Many institutions use a student proximity card as the student’s ID card as this provides added security, whilst helping make registration quick and easy.
Classroom monitoring
Monitoring the time students spend in individual classrooms can be achieved using Classroom Registration Readers.
Each classroom would have two readers, one for ‘in’ and one for ‘out’. When the student enters or leaves a classroom they simply pass their Proximity / ID Card in front of the appropriate reader.
By electronically recording the exact times that a student attended lectures you can :
> eliminate the need for a tutor to take a manual register and
> remove the need to manually update attendance spreadsheets
A student’s on-site times are recorded, together with the time spent in each lecture room. Only the time spent in lecture rooms counts towards attendance for UKBA purposes.
This additional step in monitoring student attendance ensures records prove a students movement throughout the day rather than simply recording their attendance at the start of a day.
Health and safety and duty of care
An electronic student attendance system helps you discharge your duty of care for the Health, Safety and Welfare of your students.
In addition to reports covering absence and sickness the system provides you with an up-to-date fire list of all students on site.
Option to include academic staff
As the software that is provided with a monitoring system allows you to track all attended time you have the option to include all staff and non tier 4 students. This provides the added benefit of an early warning when staff have not arrived, so that cover can be put in place, and secondly, ensures that everyone on-site is included on the fire list.
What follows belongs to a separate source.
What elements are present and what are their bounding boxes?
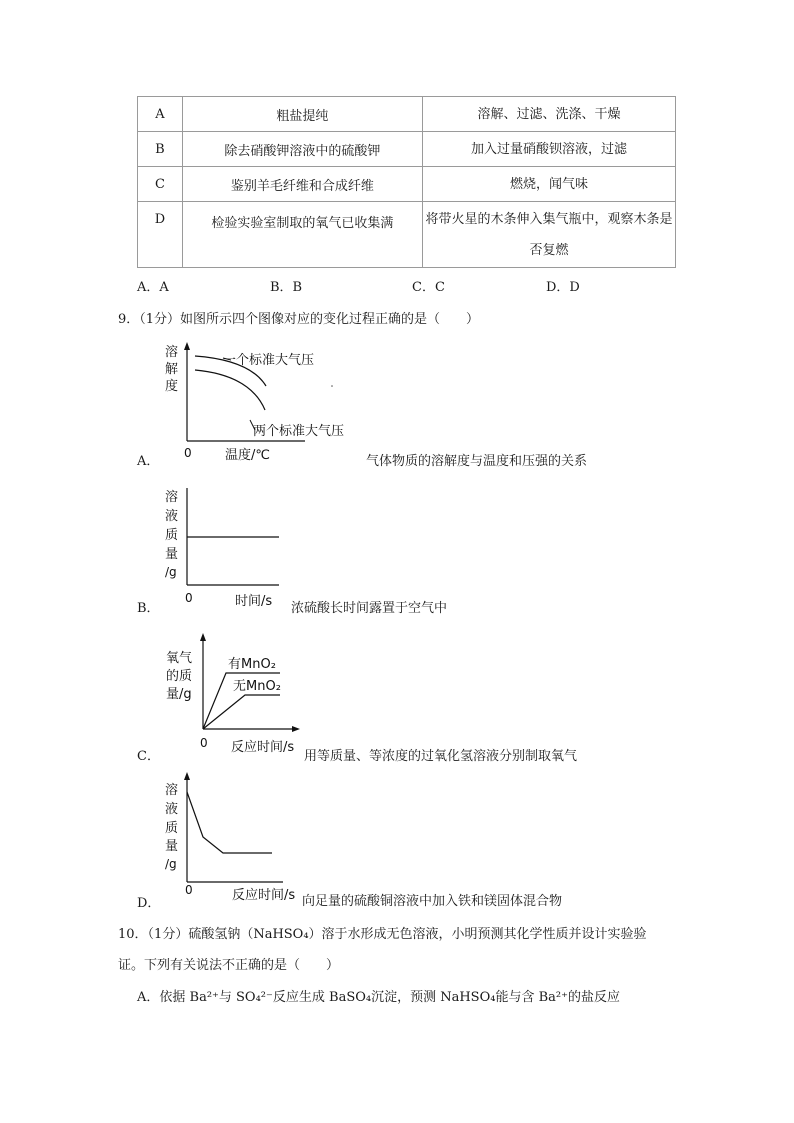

If classroom monitoring is in place you will be able to meet the latest requirement to show the attendance of qualified staff in lecture rooms.
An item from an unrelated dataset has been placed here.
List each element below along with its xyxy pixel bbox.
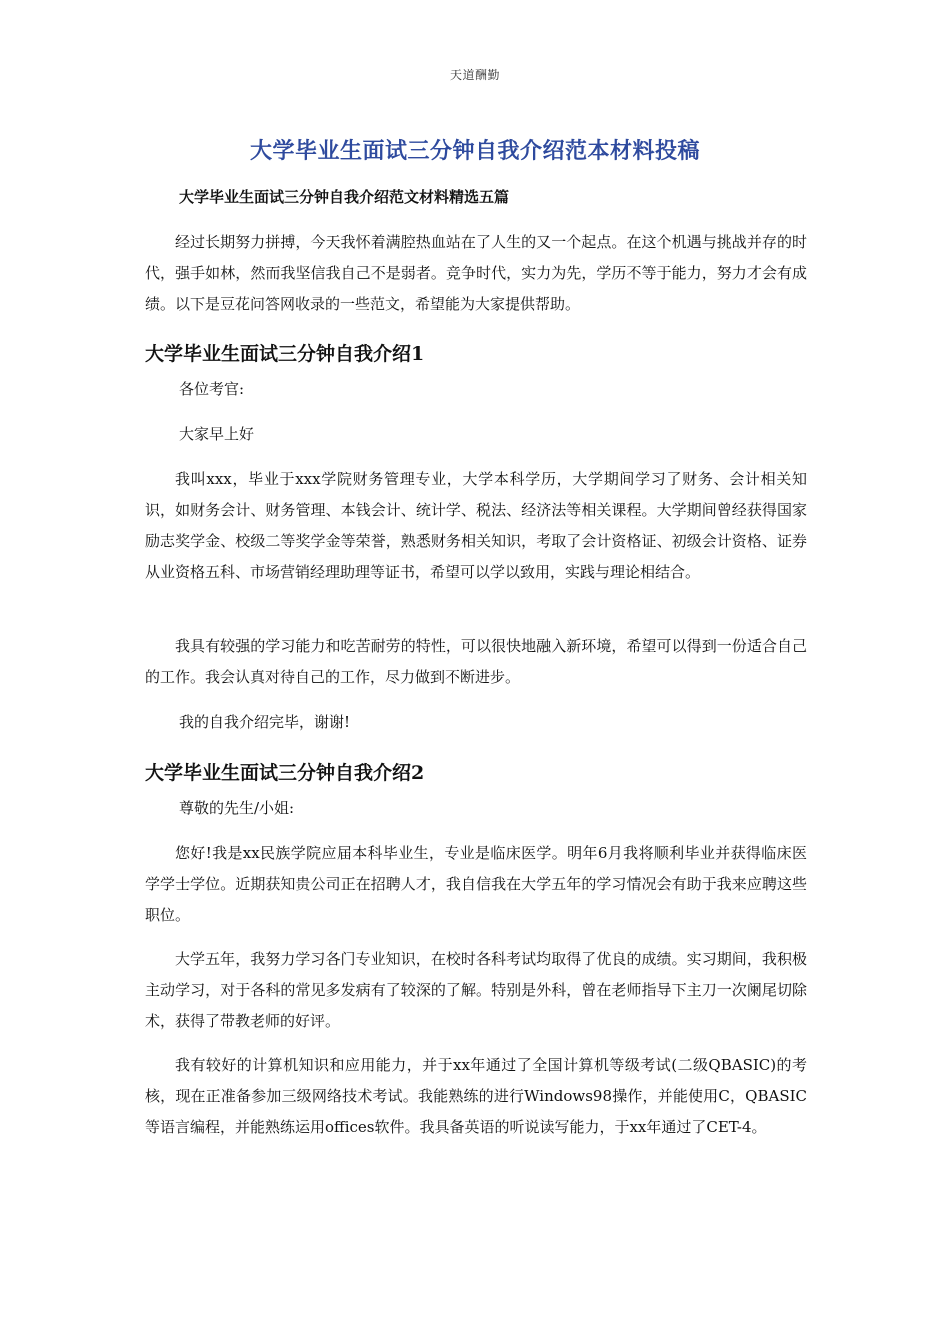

Administrators can be authorised to view just students and not staff if this is deemed necessary.
Reporting
An attendance recording system should provide a comprehensive set of reports to ensure you are kept fully informed of student attendance behaviour, such as;
> less than required percentage attendance (e.g. 80%, 85%)
> failing to attend for the required hours (e.g. 15 hrs per week)
> absent for a specified number of days (e.g. 10 consecutive; 10 days within a period)
> persistent late arrival
> daily absence
Reports can be run manually or scheduled to be emailed to named persons. For example, if classroom monitoring is not being used a report could be automatically produced every morning at say 9:30 showing all students who had arrived on-site. The tutor could then use this in checking class registration. All reports can be output in Word, PDF or Excel formats.
Agent monitoring
The UKBA now requires agents to be monitored. This means that institutions now have the additional burden of maintaining accurate records of both sponsored students and agents.
A good student attendance monitoring system should record against each student the agent who placed them. This would enable you to monitor, and subsequently report on the performance of agents in respect of items such as non-registration, student absence rates and uncompleted courses.
Conclusion
The UKBA clamp down on bogus institutions and students is a positive step forward in reducing immigration however for genuine educational establishments the new guidelines and subsequent inspections have meant a step increase in administration.
To maintain a quality rating or highly trusted status each institution now requires a system that will effectively record attendance, flag up non-attendance and provide reports at the touch of a button. Manual registers are a thing of the past and many UKBA inspectors will not accept these as a positive record of student attendance.
Electronically recording attendance drastically reduces administration, provides a central database of all student data and helps institutions combat the ever growing demand on them from the UKBA.